The cause was pneumonia, the family said in a statement announcing his death.
Bayh, a Democrat who served in the Senate from 1963 to 1981, drove some of the most historic legislation of his era. He was the principal architect of two constitutional amendments: the 25th, which dealt with presidential disability and vice-presidential vacancies, and the 26th, which gave 18-year-olds the vote in both state and federal elections.
He was a chief Senate sponsor of the failed Equal Rights Amendment, which would enshrine in the Constitution protections against discrimination on the basis of sex. He pushed through another amendment that would have abolished the Electoral College and had presidents elected by direct popular vote, lining up strong support in the Senate but failing in the end to muster enough votes to send it to the states for ratification.
And he championed Title IX, drafting the language for that landmark federal legislation, which barred sex discrimination at schools and colleges and greatly expanded sports programs for women.
Title IX brought him his greatest satisfaction, Bayh said — even though many others were involved in its passage, as he acknowledged, notably Reps. Edith Green of Oregon and Patsy Mink of Hawaii.
“I’d say probably this had a more profound impact on more Americans than anything else I was able to do,” he said in an interview for this obituary in 2010.
In 1972, in a speech on the Senate floor, Bayh said: “One of the great failings of the American educational system is the continuation of corrosive and unjustified discrimination against women. It is clear to me that sex discrimination reaches into all facets of education — admissions, scholarship programs, faculty hiring and promotion, professional staffing and pay scales.”
Bayh, a farmer and lawyer, had been speaker of the Indiana General Assembly when he was elected to the Senate in 1962, upsetting the three-term incumbent in that seat, Homer E. Capehart. As a freshman senator Bayh was made chairman of the Senate Judiciary’s subcommittee on constitutional amendments, a post he would hold for almost two decades.
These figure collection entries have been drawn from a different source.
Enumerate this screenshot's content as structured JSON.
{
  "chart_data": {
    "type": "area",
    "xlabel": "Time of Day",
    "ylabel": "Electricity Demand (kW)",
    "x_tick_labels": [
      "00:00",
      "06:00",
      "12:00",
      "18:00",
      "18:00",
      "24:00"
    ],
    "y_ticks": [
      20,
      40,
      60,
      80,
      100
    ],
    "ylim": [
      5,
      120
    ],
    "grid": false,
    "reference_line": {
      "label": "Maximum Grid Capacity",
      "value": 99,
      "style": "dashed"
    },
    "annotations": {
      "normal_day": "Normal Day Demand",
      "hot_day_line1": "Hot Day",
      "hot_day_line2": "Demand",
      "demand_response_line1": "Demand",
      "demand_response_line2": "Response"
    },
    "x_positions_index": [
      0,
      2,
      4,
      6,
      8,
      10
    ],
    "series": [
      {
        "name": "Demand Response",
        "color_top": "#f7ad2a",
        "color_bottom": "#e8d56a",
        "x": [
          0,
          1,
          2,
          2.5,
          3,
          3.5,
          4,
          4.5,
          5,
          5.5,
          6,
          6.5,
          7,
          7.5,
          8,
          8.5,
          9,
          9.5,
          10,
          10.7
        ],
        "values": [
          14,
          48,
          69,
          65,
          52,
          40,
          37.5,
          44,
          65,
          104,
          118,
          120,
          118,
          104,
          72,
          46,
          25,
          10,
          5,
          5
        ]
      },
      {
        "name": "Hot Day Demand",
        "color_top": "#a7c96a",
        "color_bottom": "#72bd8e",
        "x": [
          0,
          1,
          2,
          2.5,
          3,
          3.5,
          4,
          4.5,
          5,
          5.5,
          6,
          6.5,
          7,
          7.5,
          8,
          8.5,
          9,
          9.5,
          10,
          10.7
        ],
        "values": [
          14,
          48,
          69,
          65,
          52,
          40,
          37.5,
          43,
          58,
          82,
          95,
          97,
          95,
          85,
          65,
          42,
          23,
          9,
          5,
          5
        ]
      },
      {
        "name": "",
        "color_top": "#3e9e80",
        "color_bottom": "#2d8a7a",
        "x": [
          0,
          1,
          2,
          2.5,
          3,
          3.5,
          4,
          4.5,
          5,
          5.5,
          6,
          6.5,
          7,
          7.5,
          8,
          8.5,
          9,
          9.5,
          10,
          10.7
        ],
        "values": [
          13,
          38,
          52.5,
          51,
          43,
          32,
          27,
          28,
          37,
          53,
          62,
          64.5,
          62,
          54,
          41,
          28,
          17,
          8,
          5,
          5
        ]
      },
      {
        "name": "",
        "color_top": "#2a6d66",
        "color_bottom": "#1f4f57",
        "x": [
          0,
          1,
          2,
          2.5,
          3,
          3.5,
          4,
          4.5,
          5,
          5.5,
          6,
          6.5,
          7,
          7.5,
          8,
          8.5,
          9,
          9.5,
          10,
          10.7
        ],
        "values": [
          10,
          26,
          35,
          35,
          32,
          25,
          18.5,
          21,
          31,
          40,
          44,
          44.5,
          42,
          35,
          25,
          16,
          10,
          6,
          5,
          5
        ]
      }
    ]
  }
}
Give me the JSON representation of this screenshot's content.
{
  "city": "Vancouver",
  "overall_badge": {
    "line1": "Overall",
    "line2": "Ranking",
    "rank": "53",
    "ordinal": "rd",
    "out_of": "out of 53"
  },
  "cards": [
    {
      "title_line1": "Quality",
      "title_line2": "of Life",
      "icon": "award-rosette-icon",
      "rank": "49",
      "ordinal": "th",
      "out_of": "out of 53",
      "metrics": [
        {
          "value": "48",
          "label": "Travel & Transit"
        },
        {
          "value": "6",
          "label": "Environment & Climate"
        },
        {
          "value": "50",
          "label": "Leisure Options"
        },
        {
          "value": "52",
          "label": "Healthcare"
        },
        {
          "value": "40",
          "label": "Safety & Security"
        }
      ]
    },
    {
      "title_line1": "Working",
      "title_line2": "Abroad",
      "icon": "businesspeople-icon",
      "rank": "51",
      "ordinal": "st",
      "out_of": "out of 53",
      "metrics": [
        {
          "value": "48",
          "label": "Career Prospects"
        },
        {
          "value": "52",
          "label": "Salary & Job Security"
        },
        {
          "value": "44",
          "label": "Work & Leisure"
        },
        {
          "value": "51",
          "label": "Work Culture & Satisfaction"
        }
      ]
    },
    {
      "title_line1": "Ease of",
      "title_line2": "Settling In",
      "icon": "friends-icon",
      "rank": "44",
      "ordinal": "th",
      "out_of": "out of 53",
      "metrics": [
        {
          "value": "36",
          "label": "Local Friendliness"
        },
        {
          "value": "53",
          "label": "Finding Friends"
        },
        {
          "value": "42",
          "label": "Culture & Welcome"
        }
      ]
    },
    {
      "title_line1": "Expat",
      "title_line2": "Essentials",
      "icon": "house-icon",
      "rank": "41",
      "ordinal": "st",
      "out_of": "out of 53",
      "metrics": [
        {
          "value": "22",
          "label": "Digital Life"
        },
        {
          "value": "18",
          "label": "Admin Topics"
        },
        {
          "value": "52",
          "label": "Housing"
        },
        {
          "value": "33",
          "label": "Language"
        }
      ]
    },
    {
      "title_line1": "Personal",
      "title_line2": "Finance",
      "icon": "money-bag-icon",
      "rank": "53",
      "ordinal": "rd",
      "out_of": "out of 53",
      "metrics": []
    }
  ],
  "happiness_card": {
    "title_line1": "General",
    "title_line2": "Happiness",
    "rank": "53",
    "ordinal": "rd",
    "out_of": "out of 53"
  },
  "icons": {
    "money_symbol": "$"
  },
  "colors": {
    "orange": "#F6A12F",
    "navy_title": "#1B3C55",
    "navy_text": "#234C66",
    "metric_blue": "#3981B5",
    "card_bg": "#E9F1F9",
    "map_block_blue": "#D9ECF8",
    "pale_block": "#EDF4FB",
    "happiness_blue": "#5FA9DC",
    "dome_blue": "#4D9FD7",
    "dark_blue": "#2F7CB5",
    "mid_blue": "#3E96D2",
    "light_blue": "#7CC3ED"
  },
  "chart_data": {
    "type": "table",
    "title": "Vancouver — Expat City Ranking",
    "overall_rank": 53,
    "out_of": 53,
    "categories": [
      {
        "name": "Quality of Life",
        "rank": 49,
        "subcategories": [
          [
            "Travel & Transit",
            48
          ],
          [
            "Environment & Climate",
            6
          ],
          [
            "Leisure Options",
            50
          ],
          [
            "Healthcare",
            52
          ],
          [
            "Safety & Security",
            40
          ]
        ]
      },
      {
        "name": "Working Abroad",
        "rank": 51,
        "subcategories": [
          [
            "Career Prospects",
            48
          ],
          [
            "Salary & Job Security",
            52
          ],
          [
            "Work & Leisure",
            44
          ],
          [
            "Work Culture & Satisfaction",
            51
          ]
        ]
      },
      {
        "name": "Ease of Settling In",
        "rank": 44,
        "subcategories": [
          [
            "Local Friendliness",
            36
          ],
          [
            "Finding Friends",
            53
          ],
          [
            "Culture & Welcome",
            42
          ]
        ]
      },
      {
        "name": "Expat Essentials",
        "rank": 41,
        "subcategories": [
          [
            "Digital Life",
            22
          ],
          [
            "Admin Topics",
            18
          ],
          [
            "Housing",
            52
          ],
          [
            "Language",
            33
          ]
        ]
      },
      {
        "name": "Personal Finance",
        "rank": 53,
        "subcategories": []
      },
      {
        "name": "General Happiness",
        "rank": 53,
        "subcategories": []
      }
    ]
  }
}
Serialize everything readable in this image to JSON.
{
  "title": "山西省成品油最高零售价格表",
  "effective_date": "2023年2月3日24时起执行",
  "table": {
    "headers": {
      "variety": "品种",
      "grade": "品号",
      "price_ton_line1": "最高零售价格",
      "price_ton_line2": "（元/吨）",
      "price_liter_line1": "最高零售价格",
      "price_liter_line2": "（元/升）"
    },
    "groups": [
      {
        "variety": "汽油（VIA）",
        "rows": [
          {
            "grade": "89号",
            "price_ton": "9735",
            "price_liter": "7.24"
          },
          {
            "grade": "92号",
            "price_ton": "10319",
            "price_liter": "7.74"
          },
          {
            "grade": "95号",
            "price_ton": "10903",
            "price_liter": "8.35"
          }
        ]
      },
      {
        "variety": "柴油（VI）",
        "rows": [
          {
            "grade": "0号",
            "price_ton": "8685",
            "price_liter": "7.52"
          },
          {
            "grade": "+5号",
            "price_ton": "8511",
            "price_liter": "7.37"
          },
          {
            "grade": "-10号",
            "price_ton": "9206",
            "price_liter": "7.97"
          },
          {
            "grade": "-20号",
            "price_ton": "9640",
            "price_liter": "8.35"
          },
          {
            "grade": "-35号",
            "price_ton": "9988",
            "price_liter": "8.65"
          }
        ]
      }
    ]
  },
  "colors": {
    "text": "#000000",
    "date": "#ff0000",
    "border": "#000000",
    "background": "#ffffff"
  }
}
Perhaps the most dramatic moment in Bayh’s life took place away from the Senate. He was traveling with his friend, Sen. Edward Kennedy of Massachusetts, to a Democratic convention there June 19, 1964.
After voting for final passage of the 1964 Civil Rights Act, the two senators rushed to National Airport, where a small chartered plane was ready to take them to Westfield, Massachusetts. But the airport in Massachusetts was fogged in, and the plane crashed when the pilot tried to make an instrument landing.
The pilot and a Kennedy aide were killed, and Kennedy’s back was broken. Bayh and his wife, Marvella, managed to climb out of the crashed plane. But fearing a fire from aviation fuel, Birch Bayh went back to the plane and dragged Kennedy to safety through a hole in the fuselage.
Birch Evans Bayh Jr. was born Jan. 22, 1928, in Terre Haute, Indiana, to Leah (Hollingsworth) Bayh, a high school teacher, and Birch Bayh Sr., a former head basketball coach and athletic director at what is now Indiana State University and a longtime specialist in physical education. Birch Jr. had a younger sister, Mary Alice.
He graduated from Purdue University in 1951 and from the Indiana University School of Law in 1960. Marvella (Hern) Bayh, his first wife, died in 1979 at 46.
He is survived by a son from that marriage, Birch Evans Bayh III, a former governor of Indiana and senator from that state who is known as Evan; and two grandchildren. He is also survived by his second wife, Katherine (Halpin) Bayh, known as Kitty, and their son, Christopher.